Aaron Reimann from ClockworkWP gave us a tour of how WordPress has changed over the course of its 20-year history, starting even slightly
before I started using WordPress; my blog (previously powered by some hacky PHP, previouslier powered by some hackier Perl, previousliest written in static HTML) switched to WordPress
in 2004, when it hit version 1.2, so it was fun to get the opportunity to see some even older versions
illustrated.
It was great to be reminded how far the Core code has come over that time. Early versions of WordPress – as was common among PHP applications at the time! – had very few files
and each could reliably be expected to be a stack of SQL, wrapped in a stack of code, wrapped in what’s otherwise a HTML file: no modularity!
There were very few surprises for me in this talk, as you might expect for such an “old hand”, but I really enjoyed the nostalgia of exploring WordPress history through his eyes.
I enjoyed putting him on the spot with a “spicy” question at the end of his talk, by asking him if, alongside everything we’ve gained over the years, whether there’s anything we
lost along the way. He answered well, pointing out that the somewhat bloated stack of plugins that are commonplace on big sites nowadays and the ease with which admins can just
“click and install” more of them. I agree with him, although personally I miss built-in XFN support…
Networking And All That
There’s a lot of exhibitors with stands, but I tried to do a circuit or so and pay attention at least to those whose owners I’ve come into contact with in a professional
capacity. Many developers who make extensions for WooCommerce, of course, sell those extensions through WooCommerce.com, which means they come
into routine direct contact with my code (and it can mean that when their extension’s been initially rejected by our security scanners or linters, it’s me their developers first want to
curse!).
It’s been great to connect with people using WordPress to power the Web in a whole variety of different contexts, but it somehow still feels strange to me that WordPress has such a
commercial following! Even speaking as somebody who’s made their living at least partially out of WordPress for the last decade plus, it still feels to me like its greatest
value comes from its use for personal publishing.
The feel of a WordCamp with its big shiny sponsors is enormously different from, say, the intimacy and individuality of a Homebrew Website
Club meeting, and I think that’s something I still need to come to terms with. WordPress’s success story comes from many different causes, but perhaps chief among them is the fact
that it’s versatile enough to power the website of a government, multinational, or household-name brand… but also to run the smallest personal indie blog. I struggle to comprehend that,
even with my background.
I was proud of my colleagues for the “gimmick” they were using to attract people to the Woo stand: you could pick up a “credit card” and use it to make a purchase (of Greek olive oil)
using a website, see your order appear on the app at the backend in real-time, and then receive your purchase as a giveaway. The “credit
card” doubles as a business card from the stand, the olive oil is a real product from a real, local producer (who really uses WooCommerce to sell online!), and when you provide an email
address at the checkout you can opt-in to being contacted by the team afterwards. That’s some good joined-up thinking by my buddies in marketing!
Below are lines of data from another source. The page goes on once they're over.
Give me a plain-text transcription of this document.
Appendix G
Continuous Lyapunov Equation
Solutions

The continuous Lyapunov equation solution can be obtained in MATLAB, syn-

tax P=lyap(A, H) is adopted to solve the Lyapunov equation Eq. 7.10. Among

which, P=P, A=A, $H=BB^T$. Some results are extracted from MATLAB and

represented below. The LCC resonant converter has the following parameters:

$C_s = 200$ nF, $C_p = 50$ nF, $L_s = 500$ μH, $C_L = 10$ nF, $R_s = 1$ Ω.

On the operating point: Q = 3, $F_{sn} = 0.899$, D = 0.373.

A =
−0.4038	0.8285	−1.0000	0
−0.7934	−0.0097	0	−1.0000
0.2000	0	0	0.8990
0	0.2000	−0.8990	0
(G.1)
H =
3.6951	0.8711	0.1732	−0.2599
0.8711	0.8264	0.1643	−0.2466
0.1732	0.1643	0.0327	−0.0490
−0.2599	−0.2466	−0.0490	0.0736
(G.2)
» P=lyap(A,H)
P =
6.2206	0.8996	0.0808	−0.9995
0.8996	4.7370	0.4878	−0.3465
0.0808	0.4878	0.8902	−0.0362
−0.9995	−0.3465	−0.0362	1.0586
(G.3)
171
Petya Petkova observed that it’s commonplace to take the easy approach and make a website look like… well, every other website. “Web
deja-vu” is a real thing, and it’s fed not only by the ebbs and flows of trends in web design but by the proliferation of indistinct themes that people just install-and-use.
Choice of colours and typography can be used to tell a story, to instil a feeling, to encourage engagement. Scrolling can be used as a metaphor for storytelling (“scrolly-telling”,
Petya calls it). Animation flow can be used to direct a user’s attention and drive focus and encourage interaction.
A lot of the technical concepts she demonstrated – parts of a page that scroll at different speeds, typography that shifts or changes, videos used in a subtle way to accentuate other
content, etc. – can be implemented in the frontend with WebGL, Three.js and the like. Petya observes that moving this kind of content interactivity into the frontend can produce an
illusion of a performance improvement, which is an argument I’ve heard before, but personally I think it’s only valuable if it’s built as a progressive enhancement: otherwise, you’re
always at risk that your site won’t look like you’d hope.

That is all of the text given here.